Bren at Slacker Manager is finally switching to Mac. He’s a longtime ActiveWords user, and expressed hope that Quicksilver would be a decent replacement. I commented that Quicksilver eats ActiveWords’ lunch:

I almost never use [ActiveWords]. Nearly every time I open ANYthing, it bugs me to add a word. It makes me stop what I’m doing to figure out what word to use. Then I have to remember later what word I picked, and move my hands away from the home row to find F8 and hit it. The interface looks like it was written in VB 5….

Quicksilver, OTOH, is invisible unless I call it up with the super quick two-thumb hotkey. I start typing and it shows matches while I type. No shortcuts to remember, except for Cmd-space. The more I use it, the faster it gets, because it learns from me. And it does so much more than just open apps or folders. And it’s FREE!

Whereupon someone at ActiveWords emailed me to find out how I really felt. I won’t name or quote him, because I don’t know the netiquette for that sort of thing. His points are below in italics; my thoughts follow.

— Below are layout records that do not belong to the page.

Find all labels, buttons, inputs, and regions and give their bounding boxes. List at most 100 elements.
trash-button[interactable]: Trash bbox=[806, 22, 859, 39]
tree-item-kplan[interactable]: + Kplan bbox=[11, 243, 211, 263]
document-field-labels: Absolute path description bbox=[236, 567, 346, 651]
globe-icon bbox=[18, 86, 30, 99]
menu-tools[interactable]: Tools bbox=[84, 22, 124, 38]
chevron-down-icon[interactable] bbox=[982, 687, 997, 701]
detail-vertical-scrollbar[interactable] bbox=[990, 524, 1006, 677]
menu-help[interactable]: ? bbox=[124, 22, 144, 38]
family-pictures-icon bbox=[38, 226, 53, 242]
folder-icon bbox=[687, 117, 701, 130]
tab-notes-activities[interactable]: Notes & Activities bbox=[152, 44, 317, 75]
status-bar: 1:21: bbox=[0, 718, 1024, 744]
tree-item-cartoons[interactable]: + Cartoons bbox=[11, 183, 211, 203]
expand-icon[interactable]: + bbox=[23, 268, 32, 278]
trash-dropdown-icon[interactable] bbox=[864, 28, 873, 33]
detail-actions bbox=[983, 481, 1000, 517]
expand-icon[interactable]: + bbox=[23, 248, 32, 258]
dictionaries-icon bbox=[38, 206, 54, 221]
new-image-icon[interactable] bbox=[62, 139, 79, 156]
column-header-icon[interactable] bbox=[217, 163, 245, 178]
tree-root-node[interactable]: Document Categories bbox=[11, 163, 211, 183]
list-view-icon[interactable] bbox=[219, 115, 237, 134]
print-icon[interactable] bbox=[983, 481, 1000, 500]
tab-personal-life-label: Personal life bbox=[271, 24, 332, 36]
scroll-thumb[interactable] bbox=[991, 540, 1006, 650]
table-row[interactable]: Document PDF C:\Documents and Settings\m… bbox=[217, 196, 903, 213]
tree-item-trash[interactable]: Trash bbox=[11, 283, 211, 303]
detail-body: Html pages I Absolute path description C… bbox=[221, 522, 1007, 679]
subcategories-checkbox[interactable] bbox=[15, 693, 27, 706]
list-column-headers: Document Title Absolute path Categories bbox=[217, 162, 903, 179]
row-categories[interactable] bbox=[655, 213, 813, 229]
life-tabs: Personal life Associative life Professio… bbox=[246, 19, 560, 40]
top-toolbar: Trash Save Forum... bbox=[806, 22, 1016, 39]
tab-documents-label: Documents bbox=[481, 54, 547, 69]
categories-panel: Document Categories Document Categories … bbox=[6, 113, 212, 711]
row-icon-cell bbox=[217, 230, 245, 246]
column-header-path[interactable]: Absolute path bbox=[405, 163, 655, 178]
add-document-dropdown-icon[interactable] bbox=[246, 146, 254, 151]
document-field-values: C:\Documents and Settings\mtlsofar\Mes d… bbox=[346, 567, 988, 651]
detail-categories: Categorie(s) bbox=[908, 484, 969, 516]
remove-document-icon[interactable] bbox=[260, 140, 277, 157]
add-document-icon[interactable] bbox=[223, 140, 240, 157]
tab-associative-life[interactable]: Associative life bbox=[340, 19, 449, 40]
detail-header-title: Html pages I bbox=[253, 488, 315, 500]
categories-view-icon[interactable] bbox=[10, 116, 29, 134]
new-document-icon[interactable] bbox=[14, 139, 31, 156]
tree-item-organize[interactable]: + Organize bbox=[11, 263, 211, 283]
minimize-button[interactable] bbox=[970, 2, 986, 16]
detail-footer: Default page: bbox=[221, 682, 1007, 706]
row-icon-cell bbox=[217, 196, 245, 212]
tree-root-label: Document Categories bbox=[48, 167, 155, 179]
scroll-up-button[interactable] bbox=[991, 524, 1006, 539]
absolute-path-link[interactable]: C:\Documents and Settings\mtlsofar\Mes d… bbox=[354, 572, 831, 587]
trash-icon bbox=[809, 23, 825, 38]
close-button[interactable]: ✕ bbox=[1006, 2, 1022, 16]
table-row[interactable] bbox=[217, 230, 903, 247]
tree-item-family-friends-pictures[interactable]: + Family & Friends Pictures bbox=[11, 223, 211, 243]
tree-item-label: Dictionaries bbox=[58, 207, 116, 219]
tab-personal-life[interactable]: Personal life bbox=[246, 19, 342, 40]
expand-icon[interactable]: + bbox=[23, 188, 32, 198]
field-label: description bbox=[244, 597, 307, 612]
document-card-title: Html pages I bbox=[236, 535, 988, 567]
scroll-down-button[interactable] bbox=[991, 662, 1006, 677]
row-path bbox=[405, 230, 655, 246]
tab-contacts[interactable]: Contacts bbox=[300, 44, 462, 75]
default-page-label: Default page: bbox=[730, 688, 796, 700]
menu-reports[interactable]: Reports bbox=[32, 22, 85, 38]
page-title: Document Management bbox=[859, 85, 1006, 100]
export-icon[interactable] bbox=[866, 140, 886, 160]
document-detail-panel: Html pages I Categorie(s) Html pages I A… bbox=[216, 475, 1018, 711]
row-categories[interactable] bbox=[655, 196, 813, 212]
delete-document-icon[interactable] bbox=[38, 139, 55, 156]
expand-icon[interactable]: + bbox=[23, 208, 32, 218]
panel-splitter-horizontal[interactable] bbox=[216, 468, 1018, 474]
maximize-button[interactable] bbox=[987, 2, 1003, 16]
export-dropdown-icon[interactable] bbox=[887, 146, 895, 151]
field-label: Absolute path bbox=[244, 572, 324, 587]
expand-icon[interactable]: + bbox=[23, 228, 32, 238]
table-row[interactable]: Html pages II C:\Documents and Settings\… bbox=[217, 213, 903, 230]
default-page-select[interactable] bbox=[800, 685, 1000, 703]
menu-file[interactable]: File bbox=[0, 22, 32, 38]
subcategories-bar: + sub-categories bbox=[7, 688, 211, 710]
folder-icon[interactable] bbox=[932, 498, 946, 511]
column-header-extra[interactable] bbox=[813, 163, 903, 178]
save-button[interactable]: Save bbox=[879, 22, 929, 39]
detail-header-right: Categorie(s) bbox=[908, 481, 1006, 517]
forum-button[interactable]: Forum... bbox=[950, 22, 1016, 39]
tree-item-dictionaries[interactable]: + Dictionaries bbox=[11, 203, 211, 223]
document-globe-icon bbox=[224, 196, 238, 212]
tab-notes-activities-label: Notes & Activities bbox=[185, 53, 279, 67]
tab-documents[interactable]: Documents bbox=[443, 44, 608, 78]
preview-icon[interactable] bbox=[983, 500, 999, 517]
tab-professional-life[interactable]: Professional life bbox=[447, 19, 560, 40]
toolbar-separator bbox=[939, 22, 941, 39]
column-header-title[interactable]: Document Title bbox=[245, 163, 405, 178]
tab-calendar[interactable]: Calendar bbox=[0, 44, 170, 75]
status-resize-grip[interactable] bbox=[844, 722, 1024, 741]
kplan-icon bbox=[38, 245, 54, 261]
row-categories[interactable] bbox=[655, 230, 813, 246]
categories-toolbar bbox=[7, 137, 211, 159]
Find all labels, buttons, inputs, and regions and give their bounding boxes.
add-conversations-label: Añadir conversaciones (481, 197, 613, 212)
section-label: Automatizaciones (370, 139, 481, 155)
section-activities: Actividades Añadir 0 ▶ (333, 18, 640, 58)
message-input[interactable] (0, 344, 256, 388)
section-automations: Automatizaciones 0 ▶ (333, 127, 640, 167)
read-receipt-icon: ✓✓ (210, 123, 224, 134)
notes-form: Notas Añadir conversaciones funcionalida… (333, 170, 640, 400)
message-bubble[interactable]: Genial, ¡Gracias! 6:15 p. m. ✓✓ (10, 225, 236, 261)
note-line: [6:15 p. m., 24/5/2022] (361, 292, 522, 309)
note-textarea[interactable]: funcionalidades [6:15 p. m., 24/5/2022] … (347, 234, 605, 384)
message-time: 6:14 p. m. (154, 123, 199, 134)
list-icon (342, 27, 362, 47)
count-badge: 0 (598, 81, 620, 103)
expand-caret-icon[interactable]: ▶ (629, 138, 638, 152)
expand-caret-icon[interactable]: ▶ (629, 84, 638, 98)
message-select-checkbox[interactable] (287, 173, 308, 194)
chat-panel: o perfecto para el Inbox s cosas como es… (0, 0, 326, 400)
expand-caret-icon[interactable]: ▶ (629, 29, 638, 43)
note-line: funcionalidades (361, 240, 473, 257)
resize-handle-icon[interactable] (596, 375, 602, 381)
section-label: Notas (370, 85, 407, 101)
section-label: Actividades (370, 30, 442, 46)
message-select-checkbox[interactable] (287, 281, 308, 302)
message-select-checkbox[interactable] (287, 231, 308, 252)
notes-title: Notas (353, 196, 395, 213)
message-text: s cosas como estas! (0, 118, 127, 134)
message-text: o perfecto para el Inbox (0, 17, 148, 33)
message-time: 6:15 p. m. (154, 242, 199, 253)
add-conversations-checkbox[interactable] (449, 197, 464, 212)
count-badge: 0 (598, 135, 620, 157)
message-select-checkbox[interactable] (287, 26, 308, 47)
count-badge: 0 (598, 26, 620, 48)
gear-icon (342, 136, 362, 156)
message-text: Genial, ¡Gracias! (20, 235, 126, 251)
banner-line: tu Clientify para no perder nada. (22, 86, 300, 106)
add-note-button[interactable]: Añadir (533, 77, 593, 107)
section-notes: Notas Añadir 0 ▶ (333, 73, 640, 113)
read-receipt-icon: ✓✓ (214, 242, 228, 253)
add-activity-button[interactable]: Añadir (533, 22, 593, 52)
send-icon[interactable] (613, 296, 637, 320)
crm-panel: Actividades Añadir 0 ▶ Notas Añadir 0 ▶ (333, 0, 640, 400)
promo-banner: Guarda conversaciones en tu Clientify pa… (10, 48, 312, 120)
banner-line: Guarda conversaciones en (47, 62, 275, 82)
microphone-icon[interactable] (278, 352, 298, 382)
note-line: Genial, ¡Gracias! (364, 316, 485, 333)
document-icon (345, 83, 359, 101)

  • The auto suggest feature of ActiveWords can be disabled. I started it on purpose, hoping it would be a little more intelligent. After I’ve launched the same folder or app n times (where n is configurable), it interrupts me with a Clippy-style “ActiveWords has detected that you have been using such-and-such a lot. What would you like to do?” As a developer, I frequently access folders and sites with similar names on several different servers. There’s no real shortcut naming convention I could follow. Quicksilver would pop up a list of matching locations and narrow it down as I type. Instant feedback, with no up-front cost.

  • If you have a hard time remembering what shortcut you use for a particular app, give it several shortcuts. This involves less thinking on the back end (when you invoke the shortcut), but more thinking on the front (when you create it). My goal is less thinking, period. Quicksilver interprets anything I type. Again, instant feedback. No learning curve — Quicksilver does the learning for me, to make the match faster next time.

  • The interface is designed to be simple, and few people complain about it. There are two options: dock the toolbar at the top of the screen, or dock the toolbar at the bottom of the screen. Yes, I know it can be auto-hidden. Auto-hide in this context is an abuse of Fitts’ Law. Auto-hidden items pop up when you least want them, and refuse to go away at random times. For Pete’s sake, ActiveWords is supposed to reduce your dependence on the mouse. There’s no need for a permanent toolbar. If there’s a way to disable the toolbar altogether, I couldn’t find it. I can’t tell what the icons do (why do I need icons?). The one that looks like an alarm clock says “Productivity Center” when I hover over it. I rest my case.

  • You don’t have to hit a hotkey to trigger ActiveWords. This one is subtle but essential. As I mentioned in my original comment, Quicksilver’s hotkey is less obtrusive than ActiveWords’ F8. I can hit Cmd-Space without moving my hands from normal typing position. Two thumbs, bang-bang. It’s even sort of cathartic. Once I’ve done that, my brain is in the right mode to talk to Quicksilver. Emacs or vi nuts will understand what I’m talking about here. With ActiveWords, I have to switch modes anyway to think of the shortcut and type it. Then I have to pick up my right hand, find F8 and hit it. Once that’s done, ActiveWords either a) launches my app or b) tells me it couldn’t resolve my shortcut. Option a means everything is ok and my brain goes back to what it was thinking about. Option b stops me cold. I never know which I’m going to get.

These are examples of why Windows software aggravates, while so much Mac software is perceived as friendly and fun. Write this down, Windows developers: it’s not about your app. It’s about the work the user is trying to accomplish. Good interfaces get out of your way; they don’t interrupt your train of thought to make you think about them.

One or two other thoughts:

  • Quicksilver does a lot more than just launch stuff. Its real power is in its plugins. I can browse my iTunes content or my del.icio.us links. I can copy and paste into and out of it. I can run shell commands out of it. Quicksilver has a flow to it; you pipe information to it, do something to it, do something else to it, and get other information back out. It’s a uniform frontend for all your applications. After all, it’s about your work, not the app.

  • Did I mention it’s FREE!?


Update 8.5.05: Slacker Manager has posted their own AW vs. QS cage match. This one is coming from the perspective of a longtime ActiveWords user and, as such, is probably more objective than mine.